← Back to Desktop

ORIG TODO

Documentation for ORIG_TODO from the Json remedy repository.

JsonRemedy Enhancement Technical Specification

Implementation Guide for Missing Core Functions

Executive Summary

Based on analysis of the original JSON repair library and the current Elixir implementation, we have identified 19 critical functions that need to be added to achieve feature parity and enhance the robustness of the layered architecture. This document provides a comprehensive implementation plan that maintains the existing stable codebase while systematically adding the missing functionality.

Current Status: The existing Elixir code is stable with all tests passing. The proposed enhancements will be additive and backward-compatible.


1. Architecture Overview

1.1 Current State

  • Layer 1: Content Cleaning (stable)
  • Layer 2: Structural Repair (stable)
  • Layer 3: Syntax Normalization (stable)
  • LayerBehaviour: Contracts and utilities (stable)

1.2 Enhancement Strategy

  • Additive Approach: No breaking changes to existing APIs
  • Gradual Implementation: Prioritized rollout in 3 phases
  • Backward Compatibility: All existing tests continue to pass
  • Enhanced Testing: Each addition includes comprehensive test coverage

2. Implementation Phases

Phase 1: Core Context Management (High Priority)

Timeline: 2-3 days
Risk: Low - foundational enhancements

Phase 2: Enhanced Parsing Logic (Medium Priority)

Timeline: 3-4 days
Risk: Medium - more complex integrations

Phase 3: Advanced Features (Low Priority)

Timeline: 1-2 days
Risk: Low - optional enhancements


3. Phase 1: Core Context Management

3.1 Context System Enhancement

3.1.1 JsonContext Module

Location: json_remedy/context/json_context.ex (new file)

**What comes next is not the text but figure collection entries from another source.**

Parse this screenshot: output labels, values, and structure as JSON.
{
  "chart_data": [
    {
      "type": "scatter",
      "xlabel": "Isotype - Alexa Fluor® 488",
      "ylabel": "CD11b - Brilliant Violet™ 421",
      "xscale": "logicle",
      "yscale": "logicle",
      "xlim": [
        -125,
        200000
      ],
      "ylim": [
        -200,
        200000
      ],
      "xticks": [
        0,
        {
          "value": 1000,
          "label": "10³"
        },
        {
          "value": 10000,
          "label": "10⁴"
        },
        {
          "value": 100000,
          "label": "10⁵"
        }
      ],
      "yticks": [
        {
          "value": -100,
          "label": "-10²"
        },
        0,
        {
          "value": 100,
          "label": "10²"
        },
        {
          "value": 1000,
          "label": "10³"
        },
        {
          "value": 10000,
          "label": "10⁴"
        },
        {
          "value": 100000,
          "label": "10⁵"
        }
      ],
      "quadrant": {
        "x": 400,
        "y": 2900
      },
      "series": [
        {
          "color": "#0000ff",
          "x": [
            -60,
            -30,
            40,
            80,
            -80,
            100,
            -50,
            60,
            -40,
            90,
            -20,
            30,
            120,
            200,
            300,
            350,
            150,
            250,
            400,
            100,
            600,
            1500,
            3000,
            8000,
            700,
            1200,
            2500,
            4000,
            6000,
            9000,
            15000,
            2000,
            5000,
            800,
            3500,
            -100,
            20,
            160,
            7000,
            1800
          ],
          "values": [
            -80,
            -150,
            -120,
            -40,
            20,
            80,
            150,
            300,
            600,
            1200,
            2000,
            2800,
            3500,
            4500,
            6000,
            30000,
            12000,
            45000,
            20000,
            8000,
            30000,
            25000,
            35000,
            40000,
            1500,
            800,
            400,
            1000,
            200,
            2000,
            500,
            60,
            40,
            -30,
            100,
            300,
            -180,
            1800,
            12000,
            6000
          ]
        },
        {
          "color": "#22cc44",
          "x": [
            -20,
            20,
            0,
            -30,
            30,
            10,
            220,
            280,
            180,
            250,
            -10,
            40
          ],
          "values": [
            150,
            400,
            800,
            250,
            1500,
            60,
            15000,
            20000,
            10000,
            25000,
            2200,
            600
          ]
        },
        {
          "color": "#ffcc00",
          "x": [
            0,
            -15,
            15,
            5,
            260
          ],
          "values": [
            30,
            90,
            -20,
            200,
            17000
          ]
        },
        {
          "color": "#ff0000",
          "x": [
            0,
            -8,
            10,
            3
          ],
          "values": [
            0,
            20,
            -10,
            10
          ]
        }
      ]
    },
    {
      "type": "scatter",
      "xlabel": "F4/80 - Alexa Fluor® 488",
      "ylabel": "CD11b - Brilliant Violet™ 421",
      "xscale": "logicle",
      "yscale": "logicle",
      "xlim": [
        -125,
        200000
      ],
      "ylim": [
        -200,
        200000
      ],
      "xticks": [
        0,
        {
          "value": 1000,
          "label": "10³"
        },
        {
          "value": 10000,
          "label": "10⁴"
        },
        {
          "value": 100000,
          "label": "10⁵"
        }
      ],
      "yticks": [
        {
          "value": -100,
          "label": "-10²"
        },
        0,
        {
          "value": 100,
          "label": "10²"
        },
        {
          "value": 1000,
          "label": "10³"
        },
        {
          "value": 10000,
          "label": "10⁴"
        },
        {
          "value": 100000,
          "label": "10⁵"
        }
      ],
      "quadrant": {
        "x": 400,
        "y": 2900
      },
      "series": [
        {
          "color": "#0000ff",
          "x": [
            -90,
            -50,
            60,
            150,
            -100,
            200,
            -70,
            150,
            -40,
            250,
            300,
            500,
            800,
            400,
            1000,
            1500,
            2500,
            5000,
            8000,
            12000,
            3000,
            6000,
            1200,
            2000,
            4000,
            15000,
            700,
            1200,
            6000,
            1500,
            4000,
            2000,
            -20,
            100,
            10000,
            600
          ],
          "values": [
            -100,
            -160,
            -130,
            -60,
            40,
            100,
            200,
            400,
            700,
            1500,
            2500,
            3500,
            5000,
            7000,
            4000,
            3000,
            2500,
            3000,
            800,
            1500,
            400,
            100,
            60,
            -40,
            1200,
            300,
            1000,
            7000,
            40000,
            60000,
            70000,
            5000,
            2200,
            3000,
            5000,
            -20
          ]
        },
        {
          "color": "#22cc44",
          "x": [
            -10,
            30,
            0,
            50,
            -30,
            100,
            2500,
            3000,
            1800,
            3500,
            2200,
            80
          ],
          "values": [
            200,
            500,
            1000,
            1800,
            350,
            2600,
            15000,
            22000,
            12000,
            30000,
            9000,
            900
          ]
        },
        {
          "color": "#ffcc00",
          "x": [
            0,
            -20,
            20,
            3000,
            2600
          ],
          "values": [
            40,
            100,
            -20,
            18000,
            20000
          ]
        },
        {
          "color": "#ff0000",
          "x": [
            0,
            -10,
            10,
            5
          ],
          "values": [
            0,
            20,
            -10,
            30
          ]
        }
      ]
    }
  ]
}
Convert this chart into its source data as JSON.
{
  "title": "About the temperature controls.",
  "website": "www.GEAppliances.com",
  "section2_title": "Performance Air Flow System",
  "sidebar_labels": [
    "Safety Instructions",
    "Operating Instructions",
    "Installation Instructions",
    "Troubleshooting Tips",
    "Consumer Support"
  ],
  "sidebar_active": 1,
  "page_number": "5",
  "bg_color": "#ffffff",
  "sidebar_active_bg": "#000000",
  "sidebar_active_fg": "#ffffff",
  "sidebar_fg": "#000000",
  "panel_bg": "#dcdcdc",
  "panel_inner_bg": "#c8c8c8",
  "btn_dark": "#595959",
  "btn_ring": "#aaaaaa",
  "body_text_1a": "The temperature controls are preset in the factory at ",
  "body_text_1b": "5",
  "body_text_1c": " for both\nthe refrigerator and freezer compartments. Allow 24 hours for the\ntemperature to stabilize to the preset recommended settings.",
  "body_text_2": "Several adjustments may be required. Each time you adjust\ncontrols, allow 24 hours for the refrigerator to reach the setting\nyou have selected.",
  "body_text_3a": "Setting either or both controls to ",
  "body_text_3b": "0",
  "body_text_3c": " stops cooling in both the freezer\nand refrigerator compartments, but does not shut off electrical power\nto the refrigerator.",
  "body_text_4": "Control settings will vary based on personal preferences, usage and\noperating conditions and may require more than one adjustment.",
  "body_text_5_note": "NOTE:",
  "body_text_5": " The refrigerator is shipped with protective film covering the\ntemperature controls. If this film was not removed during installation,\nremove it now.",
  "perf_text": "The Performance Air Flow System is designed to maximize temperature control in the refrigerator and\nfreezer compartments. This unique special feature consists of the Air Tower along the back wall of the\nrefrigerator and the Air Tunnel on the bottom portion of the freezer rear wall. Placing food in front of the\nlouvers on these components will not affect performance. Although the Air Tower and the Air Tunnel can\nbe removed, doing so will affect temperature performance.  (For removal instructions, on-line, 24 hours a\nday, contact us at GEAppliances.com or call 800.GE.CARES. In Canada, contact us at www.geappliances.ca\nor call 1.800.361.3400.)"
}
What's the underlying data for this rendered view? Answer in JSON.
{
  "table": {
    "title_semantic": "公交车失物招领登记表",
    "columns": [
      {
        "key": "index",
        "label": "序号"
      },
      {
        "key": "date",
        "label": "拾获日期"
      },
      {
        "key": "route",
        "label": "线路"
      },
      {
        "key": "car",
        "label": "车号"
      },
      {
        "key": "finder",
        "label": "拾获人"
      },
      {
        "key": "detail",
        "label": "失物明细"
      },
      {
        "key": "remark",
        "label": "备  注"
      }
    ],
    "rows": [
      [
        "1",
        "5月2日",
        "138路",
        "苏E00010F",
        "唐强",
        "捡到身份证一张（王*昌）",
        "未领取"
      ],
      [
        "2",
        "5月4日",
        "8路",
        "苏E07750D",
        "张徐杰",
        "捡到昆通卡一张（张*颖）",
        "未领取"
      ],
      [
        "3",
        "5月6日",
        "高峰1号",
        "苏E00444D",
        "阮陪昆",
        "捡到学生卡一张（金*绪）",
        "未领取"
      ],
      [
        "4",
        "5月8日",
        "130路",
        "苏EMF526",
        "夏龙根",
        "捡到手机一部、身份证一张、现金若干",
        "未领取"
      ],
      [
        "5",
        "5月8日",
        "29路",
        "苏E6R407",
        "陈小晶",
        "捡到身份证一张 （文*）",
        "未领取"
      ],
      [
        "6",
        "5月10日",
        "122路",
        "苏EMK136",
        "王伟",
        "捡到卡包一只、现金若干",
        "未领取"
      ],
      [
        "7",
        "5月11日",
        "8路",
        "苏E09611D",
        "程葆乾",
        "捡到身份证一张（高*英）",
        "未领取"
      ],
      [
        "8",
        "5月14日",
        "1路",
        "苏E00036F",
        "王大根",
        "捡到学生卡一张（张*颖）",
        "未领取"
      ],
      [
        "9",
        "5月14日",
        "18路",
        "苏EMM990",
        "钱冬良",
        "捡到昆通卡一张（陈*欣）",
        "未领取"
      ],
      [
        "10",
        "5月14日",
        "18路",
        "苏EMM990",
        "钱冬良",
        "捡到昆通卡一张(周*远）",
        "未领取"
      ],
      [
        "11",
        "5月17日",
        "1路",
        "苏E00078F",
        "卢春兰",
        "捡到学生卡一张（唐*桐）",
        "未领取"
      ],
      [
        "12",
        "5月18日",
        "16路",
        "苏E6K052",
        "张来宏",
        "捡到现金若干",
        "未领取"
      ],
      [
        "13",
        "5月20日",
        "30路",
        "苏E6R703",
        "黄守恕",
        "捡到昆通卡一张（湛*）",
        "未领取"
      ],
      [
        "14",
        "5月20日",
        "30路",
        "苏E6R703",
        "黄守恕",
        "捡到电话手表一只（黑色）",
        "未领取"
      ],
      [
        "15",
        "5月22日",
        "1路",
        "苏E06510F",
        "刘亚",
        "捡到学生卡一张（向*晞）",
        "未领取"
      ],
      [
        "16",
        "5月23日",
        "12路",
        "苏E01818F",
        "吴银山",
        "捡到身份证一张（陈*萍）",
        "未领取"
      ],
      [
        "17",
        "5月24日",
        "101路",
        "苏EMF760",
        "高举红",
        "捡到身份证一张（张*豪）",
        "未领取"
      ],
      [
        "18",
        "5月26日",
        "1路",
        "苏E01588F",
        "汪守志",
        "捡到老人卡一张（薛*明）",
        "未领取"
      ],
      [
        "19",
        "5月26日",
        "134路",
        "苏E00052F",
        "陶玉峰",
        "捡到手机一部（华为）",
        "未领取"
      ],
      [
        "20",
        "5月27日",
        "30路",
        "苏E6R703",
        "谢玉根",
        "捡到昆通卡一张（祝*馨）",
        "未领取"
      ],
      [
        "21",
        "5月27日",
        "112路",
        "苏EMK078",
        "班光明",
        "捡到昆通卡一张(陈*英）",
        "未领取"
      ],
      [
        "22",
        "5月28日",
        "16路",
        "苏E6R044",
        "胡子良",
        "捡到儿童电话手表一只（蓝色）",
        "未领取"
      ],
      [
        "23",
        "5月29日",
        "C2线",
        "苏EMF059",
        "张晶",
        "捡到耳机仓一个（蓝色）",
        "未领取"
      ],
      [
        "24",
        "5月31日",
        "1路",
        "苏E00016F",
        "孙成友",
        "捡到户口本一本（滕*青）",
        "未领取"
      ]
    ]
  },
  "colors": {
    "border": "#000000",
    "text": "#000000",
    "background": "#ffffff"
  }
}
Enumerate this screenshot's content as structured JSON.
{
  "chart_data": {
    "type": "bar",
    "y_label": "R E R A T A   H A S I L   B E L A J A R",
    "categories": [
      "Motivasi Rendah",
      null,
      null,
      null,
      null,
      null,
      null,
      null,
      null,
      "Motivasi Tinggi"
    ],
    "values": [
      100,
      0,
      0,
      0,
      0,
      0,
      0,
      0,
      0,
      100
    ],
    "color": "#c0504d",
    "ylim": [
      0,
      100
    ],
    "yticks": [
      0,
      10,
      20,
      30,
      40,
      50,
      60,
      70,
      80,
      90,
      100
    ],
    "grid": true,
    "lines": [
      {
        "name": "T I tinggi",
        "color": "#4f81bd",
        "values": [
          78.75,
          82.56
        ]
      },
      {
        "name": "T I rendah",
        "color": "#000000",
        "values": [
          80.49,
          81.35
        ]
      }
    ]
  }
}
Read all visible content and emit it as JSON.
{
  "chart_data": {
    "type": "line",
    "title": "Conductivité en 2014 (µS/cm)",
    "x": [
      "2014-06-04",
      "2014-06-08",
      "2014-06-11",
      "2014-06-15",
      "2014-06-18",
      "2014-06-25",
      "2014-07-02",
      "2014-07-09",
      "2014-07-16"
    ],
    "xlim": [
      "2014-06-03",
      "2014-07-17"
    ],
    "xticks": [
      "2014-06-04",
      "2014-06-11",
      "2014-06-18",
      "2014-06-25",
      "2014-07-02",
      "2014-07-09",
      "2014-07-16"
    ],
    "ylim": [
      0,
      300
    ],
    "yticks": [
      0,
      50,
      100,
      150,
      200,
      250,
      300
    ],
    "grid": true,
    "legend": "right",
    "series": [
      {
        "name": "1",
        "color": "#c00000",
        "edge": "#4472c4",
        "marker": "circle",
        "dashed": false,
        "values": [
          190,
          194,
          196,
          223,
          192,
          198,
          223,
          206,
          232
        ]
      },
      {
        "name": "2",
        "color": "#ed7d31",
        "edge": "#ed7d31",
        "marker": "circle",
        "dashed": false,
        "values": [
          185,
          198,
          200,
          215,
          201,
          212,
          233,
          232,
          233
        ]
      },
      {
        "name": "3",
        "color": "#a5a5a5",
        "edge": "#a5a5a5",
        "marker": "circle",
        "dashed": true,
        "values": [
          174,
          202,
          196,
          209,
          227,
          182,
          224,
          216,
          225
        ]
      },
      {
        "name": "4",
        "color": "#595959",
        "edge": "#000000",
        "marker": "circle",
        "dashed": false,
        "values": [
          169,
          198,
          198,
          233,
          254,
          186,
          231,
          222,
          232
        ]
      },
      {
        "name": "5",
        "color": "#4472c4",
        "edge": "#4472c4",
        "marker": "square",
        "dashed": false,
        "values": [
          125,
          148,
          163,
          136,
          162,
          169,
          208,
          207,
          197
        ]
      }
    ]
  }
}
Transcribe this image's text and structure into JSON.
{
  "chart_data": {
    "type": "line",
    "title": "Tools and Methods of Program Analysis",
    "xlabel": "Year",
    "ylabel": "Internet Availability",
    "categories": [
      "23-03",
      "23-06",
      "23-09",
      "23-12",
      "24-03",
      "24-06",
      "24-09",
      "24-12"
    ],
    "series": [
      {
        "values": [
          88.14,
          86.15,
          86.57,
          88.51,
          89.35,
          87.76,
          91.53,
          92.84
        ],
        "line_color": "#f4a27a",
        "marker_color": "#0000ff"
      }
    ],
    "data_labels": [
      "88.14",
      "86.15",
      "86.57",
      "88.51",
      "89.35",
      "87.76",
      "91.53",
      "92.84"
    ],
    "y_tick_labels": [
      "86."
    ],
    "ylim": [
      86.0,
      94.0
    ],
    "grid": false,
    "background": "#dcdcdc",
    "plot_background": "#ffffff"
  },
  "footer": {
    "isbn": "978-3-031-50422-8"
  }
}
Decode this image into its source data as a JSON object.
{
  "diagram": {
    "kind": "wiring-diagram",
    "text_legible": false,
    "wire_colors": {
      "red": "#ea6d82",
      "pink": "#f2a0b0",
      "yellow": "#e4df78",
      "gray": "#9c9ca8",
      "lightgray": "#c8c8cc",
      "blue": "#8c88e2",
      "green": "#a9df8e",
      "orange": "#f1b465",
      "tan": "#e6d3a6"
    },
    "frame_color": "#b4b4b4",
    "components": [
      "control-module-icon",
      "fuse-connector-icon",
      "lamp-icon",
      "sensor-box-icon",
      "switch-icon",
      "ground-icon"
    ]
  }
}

Purpose: Centralized context tracking for all layers

Components:

# Types to implement
@type context_value :: :object_key | :object_value | :array
@type context_state :: %{
  current: context_value(),
  stack: [context_value()],
  position: non_neg_integer(),
  in_string: boolean(),
  string_delimiter: String.t() | nil
}

Integration Points:

  • Layer 2: Enhanced state machine decision making
  • Layer 3: Context-aware syntax normalization
  • All layers: Improved string content detection

3.1.2 ContextValues Module

Location: json_remedy/context/context_values.ex (new file)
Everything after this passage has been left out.